The last (and the most enjoyable) of the pair’s early, experimental albums.

Kronomyth 3.0: Flöting in space.

These are the further adventures of Ralf Hütter and Florian Schneider in their laboratory of sound, KlingKlang Studios. Ralf and Florian is a transitional record in the sense that actual songs now begin to emerge from their experiments, connecting the past with the future. While the artists themselves have more or less disavowed the record, many fans have a soft spot for this album (myself included) and it is the first Kraftwerk work that could truly be called influential. No less a luminary than Brian Eno seems to have taken the album to heart, while also taking Heimatklange as the inspiration for his own Discreet Music.

The music mostly features Florian on treated flute and Ralf on keyboards, with basic rhythms and some wordless vocalizing behind them. That would more or less describe Tongebirge, Tanzmusik and “Heimatklange.” The opening Elektrisches Roulette is a nice balance of electronics and melody, Kristallo is similar but more experimental/improvisational. The album closes with the extended Ananas Symphonie, which includes some detuned guitar experimentation (reminiscent of Kraftwerk 2) and vaguely Oriental/ambient sounds. All in all, soothing and interesting stuff.

The first two Kraftwerk efforts are a bit tricky to track down and might cost you serious coin, but you’re more likely to find Ralf and Florian at a reasonable price, especially the 1975 U.S. reissue featuring what has to be my favorite Kraftwerk album cover. Their third album is also more melodic and accessible than the first two. The reissue, released after the successful Autobahn, even managed to chart in the U.S. Why it hasn’t been released on compact disc is a mystery to me.

Original elpee version

A1. Elektrisches Roulette (Electric Roulette) (4:19)
A2. Tongebirge (Mountain of Sound) (2:50)
A3. Kristallo (Crystals) (6:18)
A4. Heimatklange (The Bells of Home) (3:45)
B1. Tanzmusik (Dance Music) (6:34)
B2. Ananas Symphonie (Pineapple Symphony) (13:55)

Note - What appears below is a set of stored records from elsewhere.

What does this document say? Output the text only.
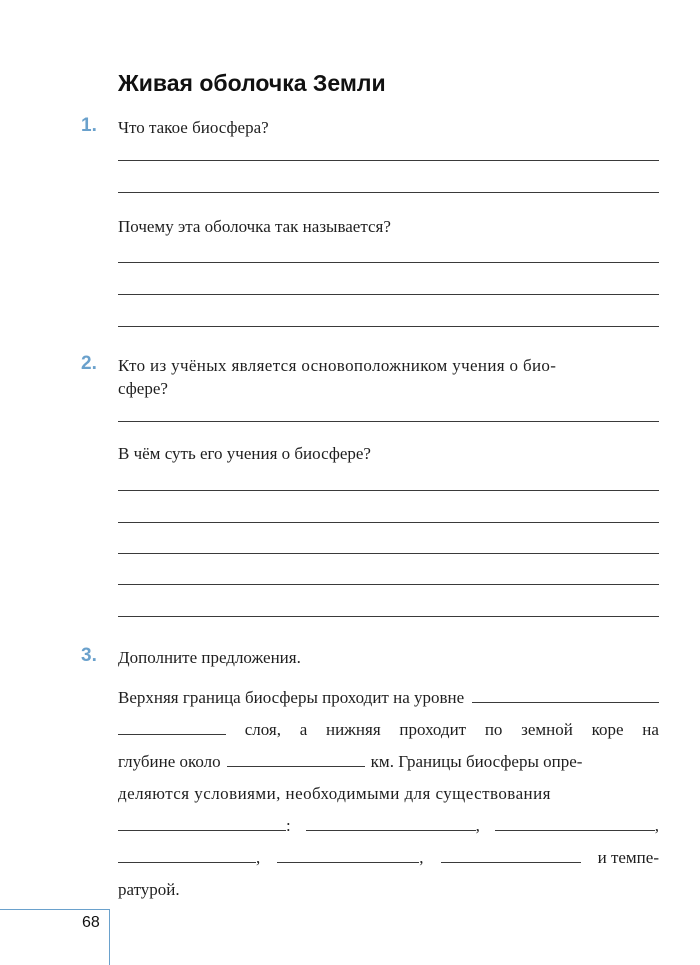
Живая оболочка Земли
1. Что такое биосфера?
Почему эта оболочка так называется?
2. Кто из учёных является основоположником учения о био-
сфере?
В чём суть его учения о биосфере?
3. Дополните предложения.
Верхняя граница биосферы проходит на уровне
слоя, а нижняя проходит по земной коре на
глубине около	км. Границы биосферы опре-
деляются условиями, необходимыми для существования
:	,	,
,	,	и темпе-
ратурой.
68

All selections composed by Ralf Hütter and Florian Schneider.

The Players

Ralf Hütter & Florian Schneider (vocals, keyboards, string & wind instruments, drums & electronics). Produced by Ralf Hütter and Florian Schneider; engineered by Conrad Plank.

The Pictures

Art direction by Ralf Hütter and Florian Schneider. Front cover photo by Robert Franck. Musicomix by Emil Schult and Ralf & Florian. Color photo by Barbara Neimöller.

The Plastic

Released on elpee in November 1973 in the UK (Vertigo, 6360 616).

  1. Re-issued on elpee, cassette and 8-track in September 1975 in the US (Vertigo, VEL/VCR-4/VC-8/-2006) with unique cover. Reached #160 on the US charts.
  2. Re-issued on elpee in Japan (Philips, BT-8102).